Voci che rimbalzano tra gli account indipendenti, ma non solo su questi, riportando la guerra nelle cucine e sui telefonini di tutto il Paese. Serve a poco che la propaganda le presenti come distruzioni provocate dal nemico, perché sono la prova che di guerra si tratta. I video che mostrano il prima e il dopo del passaggio dei soldati, denunciando gli sciacallaggi, fanno il resto. Di ieri l’appello di cittadini del villaggio di Olgovka, rivolto a Putin: «Siamo all’inferno da tre mesi. A chi dovremmo rivolgerci, dove possiamo trovare la salvezza? Vi chiediamo di porre fine a questa dannata guerra, che ha causato molte vittime innocenti. Vogliamo che i nostri figli vedano un cielo sereno e non debbano sentire il segnale di pericolo missilistico. Esamina questa situazione e ascolta i residenti di confine. Non è di nostra spontanea volontà che sopportiamo tutto questo». Intorno a questo triste anniversario continua a farsi sentire la voce di chi fa appello per il cessate il fuoco e per negoziati per mettere fine al bagno di sangue.

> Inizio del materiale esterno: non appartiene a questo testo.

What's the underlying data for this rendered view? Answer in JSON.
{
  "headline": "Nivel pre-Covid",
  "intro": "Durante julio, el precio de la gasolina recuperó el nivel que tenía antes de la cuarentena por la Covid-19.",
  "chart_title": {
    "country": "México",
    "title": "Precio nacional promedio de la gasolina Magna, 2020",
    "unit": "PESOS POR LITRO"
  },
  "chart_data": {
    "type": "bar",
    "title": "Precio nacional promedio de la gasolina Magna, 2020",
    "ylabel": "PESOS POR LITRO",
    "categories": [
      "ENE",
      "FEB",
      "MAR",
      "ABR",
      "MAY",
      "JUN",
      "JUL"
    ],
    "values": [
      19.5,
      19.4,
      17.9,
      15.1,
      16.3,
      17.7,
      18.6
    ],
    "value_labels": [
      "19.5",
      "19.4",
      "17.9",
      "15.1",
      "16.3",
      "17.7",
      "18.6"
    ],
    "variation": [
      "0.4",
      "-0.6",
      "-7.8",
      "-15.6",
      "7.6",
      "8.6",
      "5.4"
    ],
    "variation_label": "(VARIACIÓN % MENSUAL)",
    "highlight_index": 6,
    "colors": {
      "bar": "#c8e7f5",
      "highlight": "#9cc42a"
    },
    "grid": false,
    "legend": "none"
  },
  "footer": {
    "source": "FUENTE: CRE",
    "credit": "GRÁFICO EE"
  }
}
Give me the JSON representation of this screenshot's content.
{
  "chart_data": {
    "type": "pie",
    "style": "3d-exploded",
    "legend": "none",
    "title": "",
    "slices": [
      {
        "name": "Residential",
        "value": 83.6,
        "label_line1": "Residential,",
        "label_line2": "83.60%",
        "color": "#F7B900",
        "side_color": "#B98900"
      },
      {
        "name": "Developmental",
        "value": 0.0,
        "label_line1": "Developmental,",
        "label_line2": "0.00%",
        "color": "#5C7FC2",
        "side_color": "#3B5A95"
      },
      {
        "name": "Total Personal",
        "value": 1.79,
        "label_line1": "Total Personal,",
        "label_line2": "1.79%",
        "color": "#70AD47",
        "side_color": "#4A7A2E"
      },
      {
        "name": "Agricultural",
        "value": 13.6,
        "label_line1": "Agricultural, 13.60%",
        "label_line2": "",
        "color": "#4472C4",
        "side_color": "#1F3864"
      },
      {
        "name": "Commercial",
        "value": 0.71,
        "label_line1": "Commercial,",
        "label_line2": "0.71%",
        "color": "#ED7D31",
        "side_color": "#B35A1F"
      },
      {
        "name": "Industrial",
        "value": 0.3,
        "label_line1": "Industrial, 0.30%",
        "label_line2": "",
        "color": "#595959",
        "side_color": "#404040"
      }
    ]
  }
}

Tra questi Lev Schlosberg, giornalista, storico ed esponente di Yabloko nella città di Pskov è sotto attacco perché chi vuole la pace, e l’immediata fine del massacro, e non la sconfitta armata, è di fatto avversato trasversalmente. Di questi giorni l'appello di Muratov per l'apertura di un corridoio umanitario per gli abitanti di Sudzha a 9 km dal confine con l’Ucraina. Stride con gli slogan della propaganda: «È tutto sotto controllo», «Non c’è nulla di cui preoccuparsi» o il mantra: «Noi non abbandoniamo i nostri!», che in genere è riferito ai soldati. Muratov chiede «perché i nostri civili di Sudzha vengono invece abbandonati? Non sono nostri anche loro?». Sono tre mesi che proseguono gli scontri armati tra l’esercito ucraino e quello della federazione russa e ci sono «centinaia e centinaia di cittadini in trappola».

L’appello è rivolto alla Commissione dell’Onu per i diritti umani, al difensore civico russo Tatyana Moskalkova e al presidente del Comitato internazionale della Croce Rossa. «Almeno un migliaio di civili rimangono nella regione di confine di Kursk. La maggior parte di loro sono anziani, famiglie con bambini e persone gravemente malate che non hanno accesso ai medicinali necessari». «L’unica garanzia per salvare i civili è creare un corridoio umanitario. Vi chiedo di aiutarci con la sua immediata organizzazione. Entrambe le parti in conflitto devono garantire l’evacuazione sicura dei civili, soprattutto anziani e bambini, in conformità con la Convenzione di Ginevra. Annunciate questa evacuazione con le risorse del Ministero russo per le emergenze e organizzatela subito».